Skin Cancer Prevention and Diagnosis

Skin Cancer Prevention and Diagnosis

Skin Cancer Prevention and Diagnosis

Skin cancer is the most common type of cancer in the United States. With summer on the horizon, protecting your skin from the sun’s harmful ultraviolet (UV) rays is especially important.

You should especially take precautions if you have fair skin, freckles or a history of skin cancer. However, anyone can be at risk for skin cancer regardless of medical history and skin tone.


The Centers for Disease Control and Prevention (CDC) recommends using a broad-spectrum sunscreen with an SPF 15 or higher. You should apply sunscreen 30 minutes before going outside, and reapply every two hours or after swimming or exercise.

Using sunscreen is important, but it is not the only way you should protect your skin.

Additional steps you should take to prevent skin cancer include:

  • Avoid tanning. This includes in natural sunlight or tanning booths.
  • Stay in the shade. The sun’s rays are most harsh between 10 a.m. and 4 p.m. Check weather reports for the strength of UV rays daily and avoid sun exposure when the UV index is “high” or above.
  • Cover up. When exposed to the sun during peak UV periods, wear clothing that covers your head, arms and legs. Wear sunglasses that block UVA and UVB rays to protect your eyes as well.
  • Examine yourself. Give yourself a self-exam to check your skin from head to toe every month.


There are three major types of skin cancer:

  • Basal cell carcinoma (the most common)
  • Squamous cell carcinoma, which originate from skin cells (the second most common)
  • Melanoma, which originates from pigment-producing skin cells (less common, though most dangerous)

A biopsy (obtaining a sample of cell tissue) is often the only test needed to diagnose and determine the stage of skin cancer.

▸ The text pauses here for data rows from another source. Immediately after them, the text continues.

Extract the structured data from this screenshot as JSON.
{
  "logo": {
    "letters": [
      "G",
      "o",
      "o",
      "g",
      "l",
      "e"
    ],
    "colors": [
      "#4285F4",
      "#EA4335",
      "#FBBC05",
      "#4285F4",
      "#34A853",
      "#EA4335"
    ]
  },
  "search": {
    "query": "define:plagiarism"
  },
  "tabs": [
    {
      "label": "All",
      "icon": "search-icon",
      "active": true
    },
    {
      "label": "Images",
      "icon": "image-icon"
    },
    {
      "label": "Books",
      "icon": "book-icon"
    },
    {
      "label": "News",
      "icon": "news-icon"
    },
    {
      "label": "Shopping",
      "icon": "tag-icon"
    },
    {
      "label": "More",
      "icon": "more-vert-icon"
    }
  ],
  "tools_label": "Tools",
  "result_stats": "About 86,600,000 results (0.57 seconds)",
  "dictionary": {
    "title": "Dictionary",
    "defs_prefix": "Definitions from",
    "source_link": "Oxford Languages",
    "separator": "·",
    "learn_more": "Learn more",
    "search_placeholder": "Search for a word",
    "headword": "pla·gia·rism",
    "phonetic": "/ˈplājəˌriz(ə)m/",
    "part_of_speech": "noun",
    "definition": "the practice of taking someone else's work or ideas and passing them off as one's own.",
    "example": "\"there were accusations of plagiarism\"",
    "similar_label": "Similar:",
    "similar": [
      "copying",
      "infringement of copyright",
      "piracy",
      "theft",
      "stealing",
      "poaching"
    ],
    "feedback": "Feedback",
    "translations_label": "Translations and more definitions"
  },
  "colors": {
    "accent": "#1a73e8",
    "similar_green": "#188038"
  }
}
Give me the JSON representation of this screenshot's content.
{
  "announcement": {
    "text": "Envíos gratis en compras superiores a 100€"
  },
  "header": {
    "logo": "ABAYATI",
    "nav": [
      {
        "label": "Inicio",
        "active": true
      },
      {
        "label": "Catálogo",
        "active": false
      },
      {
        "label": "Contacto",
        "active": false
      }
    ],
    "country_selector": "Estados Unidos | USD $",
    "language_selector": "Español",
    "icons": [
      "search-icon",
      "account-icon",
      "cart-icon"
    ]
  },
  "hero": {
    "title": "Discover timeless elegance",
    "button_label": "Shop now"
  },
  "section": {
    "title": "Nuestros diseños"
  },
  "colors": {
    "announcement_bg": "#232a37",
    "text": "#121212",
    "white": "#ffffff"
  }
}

During an “excisional” biopsy, the doctor will remove the suspected skin lesion and an area of healthy tissue around it. Another kind of biopsy utilized is a “punch” biopsy, during which the doctor will only remove a small portion of the affected skin. Local anesthetic is needed for both procedures.

A pathologist will then examine the tissue under a microscope. If the examination determines that the sample is cancerous, but that the biopsy completely removed the cancerous cells, then no further treatment will be necessary. However, if cancerous cells are found in the margins of the removed tissue, additional treatment or testing may be recommended.

The earlier skin cancer is detected, the more likely the body will respond well to treatment. Ask your doctor if you should be seen annually for a professional skin exam.